Weather forecast is notoriously difficult, but in recent years experts have suggested that machine learning can help sort the sun out of the ice. Google is the newest company to join, and in one blog post this week shared new research that says it makes “almost immediate” weather forecasts possible.
The work is at an early stage and still needs to be integrated into commercial systems, but early results look promising. In the non-peer review paper, Google researchers describe how they could generate accurate precipitation forecasts up to six hours in advance with a resolution of 1 km from just “minutes” of the calculation.
This is a major improvement on existing technologies. Generating forecasts can take hours, although they do this over longer periods of time and generate more complex data.

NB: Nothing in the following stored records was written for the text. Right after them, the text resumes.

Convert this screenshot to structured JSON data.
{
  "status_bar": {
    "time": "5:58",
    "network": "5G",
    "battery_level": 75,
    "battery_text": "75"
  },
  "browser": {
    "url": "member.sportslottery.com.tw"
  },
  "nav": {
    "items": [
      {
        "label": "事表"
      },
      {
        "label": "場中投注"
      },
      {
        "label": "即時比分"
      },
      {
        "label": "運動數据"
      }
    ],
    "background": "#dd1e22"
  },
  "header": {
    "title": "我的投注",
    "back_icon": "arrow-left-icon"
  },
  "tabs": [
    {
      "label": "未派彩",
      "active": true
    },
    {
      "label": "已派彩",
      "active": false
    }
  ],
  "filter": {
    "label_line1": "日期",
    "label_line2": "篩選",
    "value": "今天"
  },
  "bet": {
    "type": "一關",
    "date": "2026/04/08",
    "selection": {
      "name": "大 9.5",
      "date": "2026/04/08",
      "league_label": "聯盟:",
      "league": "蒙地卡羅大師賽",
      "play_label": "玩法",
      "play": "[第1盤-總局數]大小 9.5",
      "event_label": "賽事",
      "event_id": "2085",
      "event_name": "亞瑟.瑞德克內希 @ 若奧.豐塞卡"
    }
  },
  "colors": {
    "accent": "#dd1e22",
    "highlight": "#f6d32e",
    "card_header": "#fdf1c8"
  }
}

Rapid predictions, the researchers say, “will be an essential tool needed for effective adaptation to climate change, in particular for extreme weather.” management, and the reduction of life and property losses. “
The biggest advantage of Google’s approach to traditional forecasting techniques is speed. The company’s researchers compared their work with two existing methods: optical flow (OR) predictions, which look at the movement of phenomena such as clouds, and simulation forecasts, which create detailed physics-based simulations of weather systems.
The problem with these older methods – in particular physics-based simulation – is that they are incredibly computationally intensive. Simulations made by US federal weather forecast agencies, for example, must process up to 100 terabytes of data from weather stations every day and take hours to run on expensive supercomputers.
“If it takes 6 hours to calculate a forecast, it will only allow 3-4 runs per day, resulting in predictions based on 6+ hour old data, which limits our knowledge of what is happening now, “Software Engineer Jason Hickey of Google wrote in a blog post.
Google’s methods, in comparison, produce results in minutes because they do not attempt to model complex weather systems, but instead make predictions about simple radar data as a proxy for rainfall.
The company’s researchers have trained their AI model on historical radar data collected in the neighboring US between 2017 and 2019 by the National Oceanic and Atmospheric Administration (NOAA). They say their predictions were as good or better than three existing methods that make predictions based on the same data, although their model performed better when they tried to make predictions more than six hours in advance.
This seems to be the sweet spot for machine learning in weather forecasts at the moment: fast, short-term forecasts, while longer forecasts are left to more powerful models. NOAA weather models, for example, make forecasts up to 10 days in advance.
Although we have not yet seen the full effects of AI on weather forecast, many other companies are also investigating the same area, including IBM and Monsanto. And, as the Google researchers have noted, such prediction techniques will only become more important in our daily lives because we feel the effects of climate change.